9. Rich Data Opportunities
While the nature of engagement changes with the metaverse, so will the kinds of data gained by platforms and brands. Consider the amount of data a VR headset could collect: they typically track body movements 90 times per second to display the scene appropriately, and high-end systems record 18 types of movements across the head and hands. Spending 20 minutes in a VR simulation leaves just under 2 million unique recordings of body language. Add in the microphone and external cameras, and it’s not just your actions that can be recorded — it’s also your environment.
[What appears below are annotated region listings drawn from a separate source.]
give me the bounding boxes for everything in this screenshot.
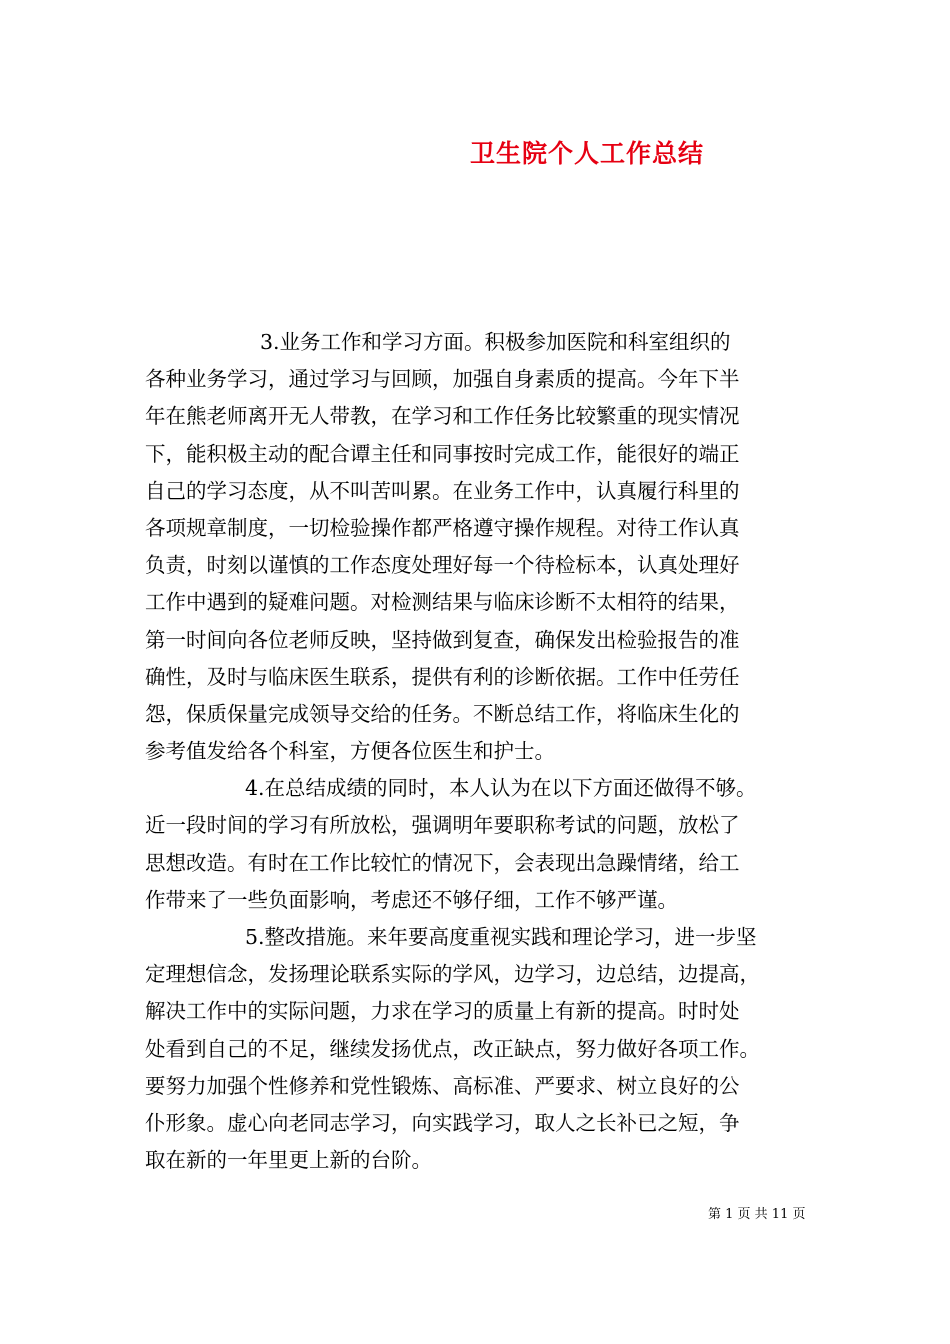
text-line: 仆形象。虚心向老同志学习，向实践学习，取人之长补已之短，争: [145, 1110, 740, 1135]
text-line: 处看到自己的不足，继续发扬优点，改正缺点，努力做好各项工作。: [145, 1036, 760, 1061]
document-body: [145, 324, 805, 1179]
text-line: 各项规章制度，一切检验操作都严格遵守操作规程。对待工作认真: [145, 515, 740, 540]
text-line: 各种业务学习，通过学习与回顾，加强自身素质的提高。今年下半: [145, 367, 740, 392]
paragraph-4: [145, 770, 805, 919]
text-line: 近一段时间的学习有所放松，强调明年要职称考试的问题，放松了: [145, 813, 740, 838]
text-line: 参考值发给各个科室，方便各位医生和护士。: [145, 739, 555, 764]
text-line: 年在熊老师离开无人带教，在学习和工作任务比较繁重的现实情况: [145, 404, 740, 429]
text-line: 解决工作中的实际问题，力求在学习的质量上有新的提高。时时处: [145, 999, 740, 1024]
text-line: 确性，及时与临床医生联系，提供有利的诊断依据。工作中任劳任: [145, 664, 740, 689]
text-line: 3.业务工作和学习方面。积极参加医院和科室组织的: [260, 330, 731, 354]
text-line: 怨，保质保量完成领导交给的任务。不断总结工作，将临床生化的: [145, 701, 740, 726]
text-line: 负责，时刻以谨慎的工作态度处理好每一个待检标本，认真处理好: [145, 553, 740, 578]
text-line: 取在新的一年里更上新的台阶。: [145, 1148, 432, 1173]
text-line: 定理想信念，发扬理论联系实际的学风，边学习，边总结，边提高，: [145, 962, 760, 987]
text-line: 工作中遇到的疑难问题。对检测结果与临床诊断不太相符的结果，: [145, 590, 740, 615]
text-line: 自己的学习态度，从不叫苦叫累。在业务工作中，认真履行科里的: [145, 478, 740, 503]
text-line: 思想改造。有时在工作比较忙的情况下，会表现出急躁情绪，给工: [145, 850, 740, 875]
page-number: 第 1 页 共 11 页: [708, 1207, 806, 1222]
text-line: 4.在总结成绩的同时，本人认为在以下方面还做得不够。: [245, 776, 757, 801]
text-line: 作带来了一些负面影响，考虑还不够仔细，工作不够严谨。: [145, 887, 678, 912]
paragraph-5: [145, 919, 805, 1179]
paragraph-3: [145, 324, 805, 770]
text-line: 要努力加强个性修养和党性锻炼、高标准、严要求、树立良好的公: [145, 1073, 740, 1098]
text-line: 第一时间向各位老师反映，坚持做到复查，确保发出检验报告的准: [145, 627, 740, 652]
text-line: 下，能积极主动的配合谭主任和同事按时完成工作，能很好的端正: [145, 441, 740, 466]
text-line: 5.整改措施。来年要高度重视实践和理论学习，进一步坚: [245, 925, 757, 949]
document-title: 卫生院个人工作总结: [470, 139, 705, 168]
This directly leads to concern for privacy using XR technology or indeed data privacy across the metaverse.
10. Regulations Must Be Put in Place
Anonymity online is a double-edged sword; the very same technologies that some find liberating have also raised significant challenges for society, from trolling to illegal activity. Blockchain technology, for example, enables the anonymous trade of contraband. Encrypted networks, which provide safe and private communication, provide a space for organized crime to collaborate. Pervasive illegality using emerging technologies will post challenges in how they are regulated around the world. Platforms already wield great power in dictating who can use their platforms and to what end. Who will be the police force of the metaverse?